15 November 2006

'Macbeth'



















I had cause to gives thanks to the god of video on the weekend when I came across a DVD of the famous 1976 production of ‘Macbeth’ produced by Trevor Nunn, starring Judi Dench and Ian McKellen.

I have always wanted to see this production ever since I glimpsed a short clip on a documentary, and those few harrowing seconds were enough.

Lady Macbeth is in torment. She enters hollow-eyed and gaunt with lack of sleep and suffering. She stares sightless into a lit candle.

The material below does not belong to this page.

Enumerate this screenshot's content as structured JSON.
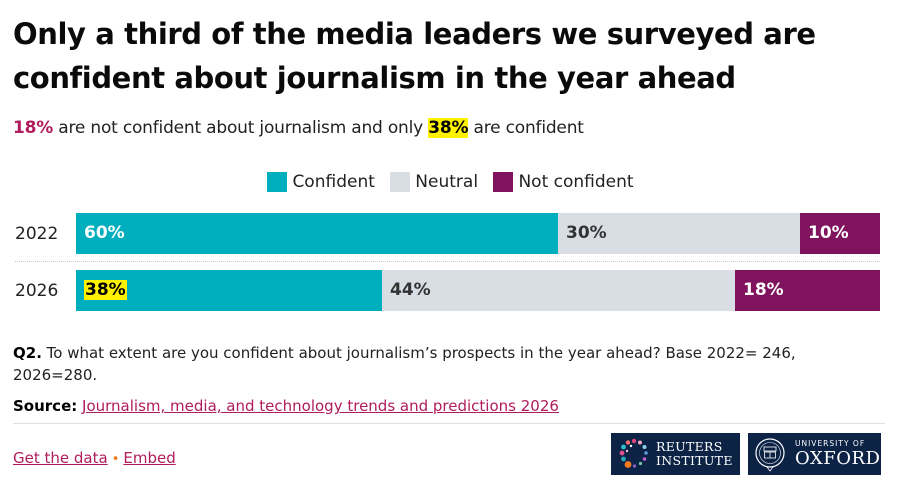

What need we fear who knows it, when none can call our power
to account?--Yet who would have thought the old man
to have had so much blood in him?

Here's the smell of the blood still:
all the perfumes of Arabia will not sweeten
this little hand.

She screams in grief, a sound which starts in the back of her throat and rises to a wail of agony as she moves in an arc, clutching her whole body in a rictus of constricted pain. It is a study of sustained breath control, with the human voice nothing but an open channel of emotion.


The film is lean; nothing but the actors, and the voice. Shakespeare after Beckett.

1 comment:

I am the Queen of EVERYTHNG...OK!! said...

Have not seen this version, after Polanskis interpretation ;which I believe he directed after his wife was murdered by the Mason cult;nothing could compare to the anguish, loss,heartwrenchingly sense of the a mind at the edge that was portrayed in that version. I hated the violent content but it adds to the futility of it all.